Sort of recap:
S -> NP VP S' -> VP'(NP')
Today looking at quantified expressions; expressions with quantifiers such as ‘Everyone’.
‘Everyone sleeps’, where ‘everyone’ is the set of people, you would represent it as:
S' = forall x (person'(x) -> sleeps'(x))
VP' here is:
VP' = λy sleeps(y)
NP' (the ‘everyone’):
NP' = λP forall x (person(x) -> P(x))
Some other quantifying NPs:
nothing moved = forall x (¬move'(x)) something moved = exists x (move'(x))
Semantics of quantifying determiners
What about ‘every’ in ‘every bird flies’?
every = λP λQ forall x (P(x) -> Q(x))
In the lecture he applied
λv λu likes(u,v) to
λQ λz forall x (bird(x) -> Q(x)(z)) by applying the likes bit to the λQ, which gives you:
λz forall x (bird(x) -> (λv λu likes(u,v))(x)(z))
which then becomes:
λz forall x (bird(x) -> likes(x, z))
Semantics of sentences involving multiple quantifiers
It should still work. However the problem is that sentences involving multiple quantifiers are always ambiguous, so although it will work you might not get it right – depending on whether yo have a wide scope for ‘forall’ or a wide scope for ‘exists’.

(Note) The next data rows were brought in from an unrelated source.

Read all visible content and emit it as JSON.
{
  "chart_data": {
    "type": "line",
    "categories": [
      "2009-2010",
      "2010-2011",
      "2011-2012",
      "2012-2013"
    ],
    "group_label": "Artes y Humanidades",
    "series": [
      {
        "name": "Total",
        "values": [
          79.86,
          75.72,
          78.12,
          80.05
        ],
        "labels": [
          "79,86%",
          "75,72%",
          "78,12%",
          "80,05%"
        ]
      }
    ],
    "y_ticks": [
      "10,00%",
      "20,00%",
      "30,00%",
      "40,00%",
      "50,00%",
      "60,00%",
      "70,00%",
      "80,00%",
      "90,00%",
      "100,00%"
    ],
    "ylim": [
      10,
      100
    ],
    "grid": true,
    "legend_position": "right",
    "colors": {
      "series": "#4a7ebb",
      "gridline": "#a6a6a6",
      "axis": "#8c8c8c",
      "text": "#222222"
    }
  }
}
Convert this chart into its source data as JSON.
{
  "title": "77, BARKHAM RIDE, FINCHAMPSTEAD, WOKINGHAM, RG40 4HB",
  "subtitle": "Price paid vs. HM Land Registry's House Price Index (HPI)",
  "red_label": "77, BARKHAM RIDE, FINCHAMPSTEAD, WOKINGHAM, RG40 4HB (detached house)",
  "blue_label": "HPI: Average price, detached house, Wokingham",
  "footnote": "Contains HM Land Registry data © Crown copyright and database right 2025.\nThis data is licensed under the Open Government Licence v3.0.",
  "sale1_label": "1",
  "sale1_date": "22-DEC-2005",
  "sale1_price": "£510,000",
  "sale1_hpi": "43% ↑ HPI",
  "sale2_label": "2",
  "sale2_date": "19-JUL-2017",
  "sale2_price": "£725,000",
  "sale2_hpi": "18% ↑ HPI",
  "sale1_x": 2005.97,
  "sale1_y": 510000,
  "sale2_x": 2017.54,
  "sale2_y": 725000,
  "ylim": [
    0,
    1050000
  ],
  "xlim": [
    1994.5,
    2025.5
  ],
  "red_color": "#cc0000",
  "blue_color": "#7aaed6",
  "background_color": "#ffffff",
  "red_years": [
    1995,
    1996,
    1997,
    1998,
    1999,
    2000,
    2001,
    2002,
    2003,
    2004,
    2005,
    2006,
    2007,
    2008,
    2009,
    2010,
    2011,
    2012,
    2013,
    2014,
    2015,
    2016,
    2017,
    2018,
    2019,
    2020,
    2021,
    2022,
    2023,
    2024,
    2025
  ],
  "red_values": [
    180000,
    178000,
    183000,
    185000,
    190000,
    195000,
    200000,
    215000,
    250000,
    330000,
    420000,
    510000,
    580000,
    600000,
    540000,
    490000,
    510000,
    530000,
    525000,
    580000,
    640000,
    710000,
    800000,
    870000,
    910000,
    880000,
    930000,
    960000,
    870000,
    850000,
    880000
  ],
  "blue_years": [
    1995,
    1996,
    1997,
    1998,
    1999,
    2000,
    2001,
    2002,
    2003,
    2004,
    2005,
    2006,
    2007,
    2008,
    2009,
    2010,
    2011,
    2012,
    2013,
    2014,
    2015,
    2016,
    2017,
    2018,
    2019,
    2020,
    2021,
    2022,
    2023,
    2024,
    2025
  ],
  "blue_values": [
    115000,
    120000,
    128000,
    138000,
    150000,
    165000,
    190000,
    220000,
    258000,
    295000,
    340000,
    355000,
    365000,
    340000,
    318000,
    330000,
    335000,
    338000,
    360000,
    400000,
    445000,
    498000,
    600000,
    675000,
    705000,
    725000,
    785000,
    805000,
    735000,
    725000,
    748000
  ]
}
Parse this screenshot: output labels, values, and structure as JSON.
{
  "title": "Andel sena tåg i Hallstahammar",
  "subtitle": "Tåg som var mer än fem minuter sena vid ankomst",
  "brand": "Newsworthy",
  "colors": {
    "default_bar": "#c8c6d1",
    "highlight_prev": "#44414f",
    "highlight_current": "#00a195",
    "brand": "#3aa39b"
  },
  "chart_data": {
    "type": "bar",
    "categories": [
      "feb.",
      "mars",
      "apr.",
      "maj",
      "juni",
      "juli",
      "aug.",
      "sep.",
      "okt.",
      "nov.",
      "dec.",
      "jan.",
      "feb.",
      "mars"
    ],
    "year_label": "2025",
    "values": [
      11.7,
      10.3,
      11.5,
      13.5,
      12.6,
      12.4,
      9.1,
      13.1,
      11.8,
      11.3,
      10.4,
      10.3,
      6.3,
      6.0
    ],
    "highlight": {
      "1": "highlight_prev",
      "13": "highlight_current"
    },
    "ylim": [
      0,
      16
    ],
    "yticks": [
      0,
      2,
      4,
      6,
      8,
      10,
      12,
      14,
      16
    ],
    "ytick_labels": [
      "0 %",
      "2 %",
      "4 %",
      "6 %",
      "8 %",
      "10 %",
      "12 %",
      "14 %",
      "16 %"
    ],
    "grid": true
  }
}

You could solve this by having 2 different rules for different scopes, but this gets really stupid.
Encoding into a DCG
We’ve already done how to encode these semantics into a DCG in Prolog. But what about quantifiers? It doesn’t work how you might expect, you have to do it differently, but I’m not sure what.